16Bien qu’elles partagent la même intentionnalité, on constate souvent des différences considérables entre les différentes mises en scène des représentations corporelles des rituels. Ceci s’explique par des raisons d’ordre historique, culturel et social, ainsi que par des conditions particulières, liées au caractère unique des acteurs. D’où le caractère performatif de l’agir langagier, social et esthétique des mises en scène et représentations rituelles. Les limites de la prévisibilité apparaissent en effet dans ce caractère d’événement et de processus. Lorsque l’on prend en compte la dimension esthétique, on se rend compte de la signification du style des représentations rituelles. La différence entre l’intentionnalité consciente et la polysémie des dispositifs scéniques des corps devient manifeste. Le caractère performatif de l’agir rituel sert de prétexte à des interprétations et à des lectures différentes, sans toutefois que les dispositifs rituels perdent de leur efficacité ; au contraire, une partie de celle-ci vient justement de ce que les actions rituelles peuvent recevoir une lecture polysémique sans que le rituel ne perde rien de sa magie sociale.

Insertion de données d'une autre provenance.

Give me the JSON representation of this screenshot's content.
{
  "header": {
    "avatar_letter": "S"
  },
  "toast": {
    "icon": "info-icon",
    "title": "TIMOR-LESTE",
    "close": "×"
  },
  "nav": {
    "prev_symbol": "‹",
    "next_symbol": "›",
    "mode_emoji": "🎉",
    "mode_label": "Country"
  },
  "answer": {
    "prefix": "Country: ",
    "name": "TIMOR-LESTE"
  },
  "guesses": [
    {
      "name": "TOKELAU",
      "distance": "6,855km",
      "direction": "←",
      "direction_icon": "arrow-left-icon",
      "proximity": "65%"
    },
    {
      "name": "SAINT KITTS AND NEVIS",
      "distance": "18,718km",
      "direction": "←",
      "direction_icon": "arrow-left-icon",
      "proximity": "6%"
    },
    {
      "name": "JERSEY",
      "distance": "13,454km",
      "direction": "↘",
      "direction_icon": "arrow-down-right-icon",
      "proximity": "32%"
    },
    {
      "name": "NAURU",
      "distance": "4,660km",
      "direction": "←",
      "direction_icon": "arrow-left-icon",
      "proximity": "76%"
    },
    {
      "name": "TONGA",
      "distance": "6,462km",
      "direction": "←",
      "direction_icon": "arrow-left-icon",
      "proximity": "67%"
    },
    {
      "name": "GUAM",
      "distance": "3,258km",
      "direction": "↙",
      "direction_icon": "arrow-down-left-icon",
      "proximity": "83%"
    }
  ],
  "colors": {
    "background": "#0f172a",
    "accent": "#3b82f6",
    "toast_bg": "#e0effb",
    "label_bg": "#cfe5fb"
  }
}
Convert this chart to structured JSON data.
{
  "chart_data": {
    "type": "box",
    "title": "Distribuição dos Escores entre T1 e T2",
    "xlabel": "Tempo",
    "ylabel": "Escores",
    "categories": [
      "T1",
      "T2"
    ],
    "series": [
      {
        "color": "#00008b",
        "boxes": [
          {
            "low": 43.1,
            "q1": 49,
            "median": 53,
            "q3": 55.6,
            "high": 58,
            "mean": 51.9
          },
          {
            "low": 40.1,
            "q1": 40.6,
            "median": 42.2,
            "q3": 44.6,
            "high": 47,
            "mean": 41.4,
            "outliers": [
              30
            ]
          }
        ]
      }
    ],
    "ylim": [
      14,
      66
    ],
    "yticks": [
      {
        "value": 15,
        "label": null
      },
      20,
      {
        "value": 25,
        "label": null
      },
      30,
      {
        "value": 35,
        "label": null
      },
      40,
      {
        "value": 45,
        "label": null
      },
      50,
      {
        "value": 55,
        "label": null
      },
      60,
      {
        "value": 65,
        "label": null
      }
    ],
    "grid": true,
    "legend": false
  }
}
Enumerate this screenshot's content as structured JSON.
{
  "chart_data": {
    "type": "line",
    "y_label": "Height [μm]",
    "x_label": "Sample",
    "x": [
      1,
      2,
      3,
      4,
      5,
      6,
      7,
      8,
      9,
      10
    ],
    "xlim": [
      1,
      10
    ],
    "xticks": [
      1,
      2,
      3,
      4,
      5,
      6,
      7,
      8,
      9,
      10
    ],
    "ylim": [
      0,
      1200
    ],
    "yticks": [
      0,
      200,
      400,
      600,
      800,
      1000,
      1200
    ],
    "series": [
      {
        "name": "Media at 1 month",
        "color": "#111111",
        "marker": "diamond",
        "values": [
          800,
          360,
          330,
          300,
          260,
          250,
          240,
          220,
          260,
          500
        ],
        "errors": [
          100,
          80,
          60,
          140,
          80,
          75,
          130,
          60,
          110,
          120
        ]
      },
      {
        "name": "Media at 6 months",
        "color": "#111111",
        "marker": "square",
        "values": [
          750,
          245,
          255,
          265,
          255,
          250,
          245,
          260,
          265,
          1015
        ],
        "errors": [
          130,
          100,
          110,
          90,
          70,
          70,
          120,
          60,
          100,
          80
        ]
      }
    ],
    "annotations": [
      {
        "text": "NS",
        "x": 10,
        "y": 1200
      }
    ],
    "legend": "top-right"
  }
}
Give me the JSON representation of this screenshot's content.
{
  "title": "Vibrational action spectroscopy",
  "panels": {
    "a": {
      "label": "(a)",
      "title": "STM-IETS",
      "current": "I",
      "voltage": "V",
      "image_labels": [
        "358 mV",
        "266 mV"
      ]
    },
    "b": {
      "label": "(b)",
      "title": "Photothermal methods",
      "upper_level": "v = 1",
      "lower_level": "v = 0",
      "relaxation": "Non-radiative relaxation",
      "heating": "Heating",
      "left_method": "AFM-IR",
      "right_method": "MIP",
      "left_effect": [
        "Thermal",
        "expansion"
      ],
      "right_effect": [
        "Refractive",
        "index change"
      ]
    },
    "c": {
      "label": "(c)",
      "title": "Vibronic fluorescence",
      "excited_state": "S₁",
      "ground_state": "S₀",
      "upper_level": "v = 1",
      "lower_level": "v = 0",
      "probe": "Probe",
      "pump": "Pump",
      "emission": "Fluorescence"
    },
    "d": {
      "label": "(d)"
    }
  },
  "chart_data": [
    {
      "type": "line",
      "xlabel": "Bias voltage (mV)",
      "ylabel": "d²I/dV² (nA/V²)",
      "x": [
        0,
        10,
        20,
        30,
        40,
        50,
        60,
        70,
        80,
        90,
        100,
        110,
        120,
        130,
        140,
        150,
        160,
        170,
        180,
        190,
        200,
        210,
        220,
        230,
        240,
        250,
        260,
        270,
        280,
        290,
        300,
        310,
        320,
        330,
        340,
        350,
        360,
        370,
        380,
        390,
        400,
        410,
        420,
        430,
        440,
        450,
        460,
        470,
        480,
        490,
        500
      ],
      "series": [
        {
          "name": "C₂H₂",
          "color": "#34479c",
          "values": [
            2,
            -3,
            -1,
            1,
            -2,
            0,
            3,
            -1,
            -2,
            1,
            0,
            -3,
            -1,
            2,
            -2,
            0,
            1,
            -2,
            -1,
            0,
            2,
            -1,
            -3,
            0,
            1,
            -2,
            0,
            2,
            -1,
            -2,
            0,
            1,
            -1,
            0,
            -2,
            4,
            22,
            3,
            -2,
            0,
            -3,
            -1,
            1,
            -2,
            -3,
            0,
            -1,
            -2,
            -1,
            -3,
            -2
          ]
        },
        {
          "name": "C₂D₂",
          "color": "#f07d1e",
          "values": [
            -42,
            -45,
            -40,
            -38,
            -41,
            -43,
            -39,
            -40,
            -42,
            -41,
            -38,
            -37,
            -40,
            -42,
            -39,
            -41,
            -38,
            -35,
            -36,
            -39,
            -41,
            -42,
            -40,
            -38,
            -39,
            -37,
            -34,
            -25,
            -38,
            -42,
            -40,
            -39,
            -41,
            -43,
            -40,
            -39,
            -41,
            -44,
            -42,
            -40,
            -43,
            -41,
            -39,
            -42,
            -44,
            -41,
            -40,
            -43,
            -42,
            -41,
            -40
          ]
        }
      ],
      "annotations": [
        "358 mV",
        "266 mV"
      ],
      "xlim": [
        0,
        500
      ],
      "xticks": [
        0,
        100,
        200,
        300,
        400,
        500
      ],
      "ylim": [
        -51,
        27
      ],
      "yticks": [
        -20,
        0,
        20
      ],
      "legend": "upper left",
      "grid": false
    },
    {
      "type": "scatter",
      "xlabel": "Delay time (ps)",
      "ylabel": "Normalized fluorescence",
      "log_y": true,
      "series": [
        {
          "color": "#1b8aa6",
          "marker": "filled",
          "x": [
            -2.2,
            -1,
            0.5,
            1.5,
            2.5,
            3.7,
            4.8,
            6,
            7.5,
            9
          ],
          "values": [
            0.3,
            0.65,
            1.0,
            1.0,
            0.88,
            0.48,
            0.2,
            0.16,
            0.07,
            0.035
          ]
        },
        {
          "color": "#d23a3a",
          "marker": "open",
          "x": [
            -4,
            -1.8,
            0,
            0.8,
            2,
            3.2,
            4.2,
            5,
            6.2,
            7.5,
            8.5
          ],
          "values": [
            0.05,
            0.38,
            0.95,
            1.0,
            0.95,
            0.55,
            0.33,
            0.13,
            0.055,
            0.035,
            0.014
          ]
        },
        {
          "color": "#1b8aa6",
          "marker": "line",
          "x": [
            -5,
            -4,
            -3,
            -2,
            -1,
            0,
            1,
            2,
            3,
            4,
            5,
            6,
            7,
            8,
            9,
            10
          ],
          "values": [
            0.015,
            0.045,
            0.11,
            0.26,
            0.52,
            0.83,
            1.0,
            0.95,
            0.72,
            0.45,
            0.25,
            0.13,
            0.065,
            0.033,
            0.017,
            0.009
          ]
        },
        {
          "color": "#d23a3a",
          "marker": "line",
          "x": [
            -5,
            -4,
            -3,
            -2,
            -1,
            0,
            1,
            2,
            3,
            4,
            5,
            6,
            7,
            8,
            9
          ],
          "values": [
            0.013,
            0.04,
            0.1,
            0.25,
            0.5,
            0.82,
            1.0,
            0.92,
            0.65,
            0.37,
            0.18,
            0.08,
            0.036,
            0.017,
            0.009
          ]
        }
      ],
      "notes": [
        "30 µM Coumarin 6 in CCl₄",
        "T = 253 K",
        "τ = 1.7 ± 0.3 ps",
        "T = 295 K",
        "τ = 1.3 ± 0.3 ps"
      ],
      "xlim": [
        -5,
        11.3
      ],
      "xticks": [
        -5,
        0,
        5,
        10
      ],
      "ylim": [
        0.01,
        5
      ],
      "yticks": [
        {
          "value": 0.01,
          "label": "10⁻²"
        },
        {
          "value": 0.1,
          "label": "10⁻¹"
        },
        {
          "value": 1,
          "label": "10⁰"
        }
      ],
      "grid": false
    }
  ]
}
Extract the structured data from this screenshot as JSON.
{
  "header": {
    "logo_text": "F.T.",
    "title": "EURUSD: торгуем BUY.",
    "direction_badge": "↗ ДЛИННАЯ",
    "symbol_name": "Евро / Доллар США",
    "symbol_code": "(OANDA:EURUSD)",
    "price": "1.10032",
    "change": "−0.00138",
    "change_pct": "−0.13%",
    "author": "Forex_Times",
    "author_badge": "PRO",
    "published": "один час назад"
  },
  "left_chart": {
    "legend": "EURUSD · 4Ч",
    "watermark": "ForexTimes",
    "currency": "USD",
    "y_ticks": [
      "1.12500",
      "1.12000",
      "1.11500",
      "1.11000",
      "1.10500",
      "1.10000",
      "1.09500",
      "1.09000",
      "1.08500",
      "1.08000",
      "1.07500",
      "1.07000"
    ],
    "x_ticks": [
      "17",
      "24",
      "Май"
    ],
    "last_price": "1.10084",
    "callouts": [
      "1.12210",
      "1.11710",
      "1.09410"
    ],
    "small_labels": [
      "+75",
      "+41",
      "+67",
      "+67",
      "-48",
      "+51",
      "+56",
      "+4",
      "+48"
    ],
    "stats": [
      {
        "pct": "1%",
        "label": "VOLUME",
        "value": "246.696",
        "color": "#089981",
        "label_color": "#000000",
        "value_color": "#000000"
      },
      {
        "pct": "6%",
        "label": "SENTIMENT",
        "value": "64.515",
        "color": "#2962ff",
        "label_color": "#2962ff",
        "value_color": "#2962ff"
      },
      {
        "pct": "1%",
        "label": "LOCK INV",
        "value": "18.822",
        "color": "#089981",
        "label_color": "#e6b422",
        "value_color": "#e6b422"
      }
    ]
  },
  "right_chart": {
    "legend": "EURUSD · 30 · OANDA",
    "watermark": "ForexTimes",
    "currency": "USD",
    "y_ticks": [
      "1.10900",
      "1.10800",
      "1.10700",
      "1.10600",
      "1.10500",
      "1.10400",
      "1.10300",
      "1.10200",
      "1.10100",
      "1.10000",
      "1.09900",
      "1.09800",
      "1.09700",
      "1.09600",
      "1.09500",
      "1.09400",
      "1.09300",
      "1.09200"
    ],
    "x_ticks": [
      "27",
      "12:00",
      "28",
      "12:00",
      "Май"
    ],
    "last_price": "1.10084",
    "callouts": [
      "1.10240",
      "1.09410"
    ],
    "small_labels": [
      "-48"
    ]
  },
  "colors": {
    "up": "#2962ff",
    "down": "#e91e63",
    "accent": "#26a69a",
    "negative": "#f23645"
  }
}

17La communication sociale dépend essentiellement de la manière dont les gens engagent leur corps lors de l’acte rituel, quelle distance ils observent d’un corps à l’autre, quelles positions du corps et quels gestes ils adoptent. L’être humain dit à autrui beaucoup de soi-même par l’intermédiaire du corps. Il l’informe du sentiment qui l’anime, de sa façon de voir le monde, de le sentir et de le vivre. De nombreuses théories traditionnelles sur les rituels ne prennent pas en compte ces aspects de la performativité corporelle, elles continuent à réduire les acteurs à leur dimension cognitive et à faire abstraction du contexte et de la réalité sensible de leurs actions. Afin d’éviter ces opérations réductrices, il convient d’étudier comment apparaît l’action rituelle, quels sont ses liens avec la langue et l’imagination, comment les modèles culturels et sociaux permettent son caractère unique, et d’analyser les interférences entre le caractère événementiel, et donc singulier du rituel, et sa dimension de répétition.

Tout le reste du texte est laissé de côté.